NRLA Mortgages boss briefs Government advisers
Rising mortgage rates have never been far from the front pages in recent months. Doug Hall, director of NRLA mortgage provider 3mc has addressed Government advisers for the Department of Levelling Up, Housing and Communities (DLUHC) on what the changes mean for landlords – and the potential consequences.
The last few months have been a challenging time for those looking for a mortgage, be that owner occupiers or buy to let landlords.
As the cost of mortgage lenders’ fixed rate borrowing costs (swap rates) soared, alongside promises of increased base rates from the Bank of England, hundreds of mortgage products were hastily withdrawn from the market – at one point up to 300 in a single day.
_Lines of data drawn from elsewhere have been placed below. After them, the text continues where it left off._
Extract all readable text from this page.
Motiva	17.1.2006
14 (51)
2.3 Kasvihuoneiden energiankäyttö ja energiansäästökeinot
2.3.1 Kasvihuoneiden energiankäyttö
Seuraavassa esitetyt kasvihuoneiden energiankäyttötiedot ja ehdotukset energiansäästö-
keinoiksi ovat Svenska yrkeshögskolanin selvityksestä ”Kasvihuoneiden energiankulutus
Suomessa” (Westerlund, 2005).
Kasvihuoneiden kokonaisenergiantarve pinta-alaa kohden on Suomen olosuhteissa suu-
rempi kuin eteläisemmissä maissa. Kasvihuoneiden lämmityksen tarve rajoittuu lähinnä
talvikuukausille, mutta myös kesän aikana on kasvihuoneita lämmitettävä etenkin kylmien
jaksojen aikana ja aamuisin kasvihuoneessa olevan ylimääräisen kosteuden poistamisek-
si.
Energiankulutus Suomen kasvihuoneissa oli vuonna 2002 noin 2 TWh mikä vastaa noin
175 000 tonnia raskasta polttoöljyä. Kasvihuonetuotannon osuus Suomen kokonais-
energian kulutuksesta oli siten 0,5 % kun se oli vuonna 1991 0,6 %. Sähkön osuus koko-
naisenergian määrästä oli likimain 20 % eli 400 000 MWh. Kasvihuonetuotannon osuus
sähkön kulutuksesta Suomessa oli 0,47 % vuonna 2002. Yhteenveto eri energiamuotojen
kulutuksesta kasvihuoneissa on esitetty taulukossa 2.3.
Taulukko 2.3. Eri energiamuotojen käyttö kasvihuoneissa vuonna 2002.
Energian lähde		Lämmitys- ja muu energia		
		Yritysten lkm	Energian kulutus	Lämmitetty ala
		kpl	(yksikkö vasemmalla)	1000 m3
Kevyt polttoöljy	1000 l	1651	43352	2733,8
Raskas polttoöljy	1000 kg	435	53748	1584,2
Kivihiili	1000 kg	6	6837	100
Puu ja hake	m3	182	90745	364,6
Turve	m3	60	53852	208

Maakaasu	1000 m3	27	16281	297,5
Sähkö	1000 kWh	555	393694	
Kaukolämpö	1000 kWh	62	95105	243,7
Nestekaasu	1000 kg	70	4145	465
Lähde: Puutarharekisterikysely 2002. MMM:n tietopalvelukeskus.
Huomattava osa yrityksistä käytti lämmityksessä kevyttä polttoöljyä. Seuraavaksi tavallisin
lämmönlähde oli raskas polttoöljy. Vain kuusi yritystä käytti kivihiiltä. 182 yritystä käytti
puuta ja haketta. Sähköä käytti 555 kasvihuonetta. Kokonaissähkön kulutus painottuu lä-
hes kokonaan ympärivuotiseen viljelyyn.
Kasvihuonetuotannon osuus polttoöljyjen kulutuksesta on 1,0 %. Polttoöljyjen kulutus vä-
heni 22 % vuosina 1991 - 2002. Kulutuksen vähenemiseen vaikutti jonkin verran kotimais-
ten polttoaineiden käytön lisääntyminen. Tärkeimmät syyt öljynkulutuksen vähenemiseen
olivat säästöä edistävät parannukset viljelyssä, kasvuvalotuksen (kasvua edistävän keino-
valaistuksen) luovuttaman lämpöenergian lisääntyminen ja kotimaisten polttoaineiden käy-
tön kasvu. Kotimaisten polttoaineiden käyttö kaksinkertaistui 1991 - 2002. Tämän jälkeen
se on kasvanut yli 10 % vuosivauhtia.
While these products did reappear, they had been repriced at significantly higher rates.
The NRLA approached the department to address advisers on the impact of these changes on the ground, and the potential long-term consequences, and - with DLUHC on something of a fact-finding mission as regards to the state of play in the market - NRLA Mortgages was invited to address the department.
The key facts
We were keen to stress that issues lie not only with interest rates themselves, but changes to stress testing rates, which has a huge impact on the amount that landlords – and other buyers – can borrow.
As part of their affordability assessments, buy to let lenders use interest cover ratios (ICRs) to calculate how much profit a landlord is likely to make. A lender's ICR is the ratio to which a property's rental income must cover the landlord's mortgage payments, tested at a notional stress rate.
Before 23rd September the buy to let ‘stress rate’, on average, was 5.5% with an Interest Coverage Ratio (ICR) requirement, ranging on average from 125% to 145%.
Maximum loan amount based on monthly rental income:
Calculation - Monthly rental income x 12 (for annual rent) divided by the stress rate % divided by the Interest cover ratio %.
Example: - £1,000 monthly rental income x 12 = £12,000. Divided by 6.5% (stress rate) divided by 145% (ICR) = A maximum advance of £127,320.
Post 23rd September, the stress rate, with some lenders, went up to 8.5%, significantly reducing the amount Buy to Let borrowers were able to borrow, as detailed in the table below.
125% (ICR) |
£1,000pcm Rent |
145% (ICR) |
£174,545 |
5.5% (stress rate) |
£150,470 |
£147,692 |
6.5% (stress rate) |
£127,320 |
£128,000 |
7.5% (stress rate) |
£110,344 |
£112,941 |
8.5% (Stress rate) |
£97,363 |
In 2016 the Prudential Regulation Authority (PRA), which regulates the majority of mortgage lenders issued a supervisory statement, known as SS13/16, providing new guidance to lenders for underwriting standards which were implemented in 2017.
The purpose of the supervisory statement was to:
(a) Outline the PRA’s expectation of minimum standards that firms should use to underwrite buy to let mortgage contracts; and
(b) Clarify the PRA’s expectations in relation to the application of the small and medium-sized enterprise (SME) supporting factor on Buy to Let mortgages.
Remortgages
To avoid existing borrowers being adversely affected when remortgaging, the supervisory statement details when it comes to pound for pound remortgages, lenders have the right not to stress and have applied this philosophy to their existing customers when looking at product transfers. However, the hurdles are currently higher when it comes to looking at new lender options.
The impact
Anecdotally we know a number of landlords, for a variety of reasons, charge below market rents, but for those coming to the end of their current mortgage product and potentially seeing their mortgage payments going up, this may no longer be realistic.
For tenants this will inevitably mean rent increases, as landlords make sure that the books are balanced, and they can service their debts. However, this is coming at a time when the cost of living is increasing across the board and many people are struggling to make ends meet.
The long-term future is unclear, however it’s not all doom and gloom. Things are starting to change, and we have seen rates fall slightly in recent weeks. That said it would be unrealistic to expect them to back to the levels we have been used to over the last few years any time soon.
It is vital the Government understands the impact that both interest rates and stress rates are having on borrowing and the pressure that places on landlords and tenants as a result. We look forward to working with Government to explore creative ways of tackling the issue.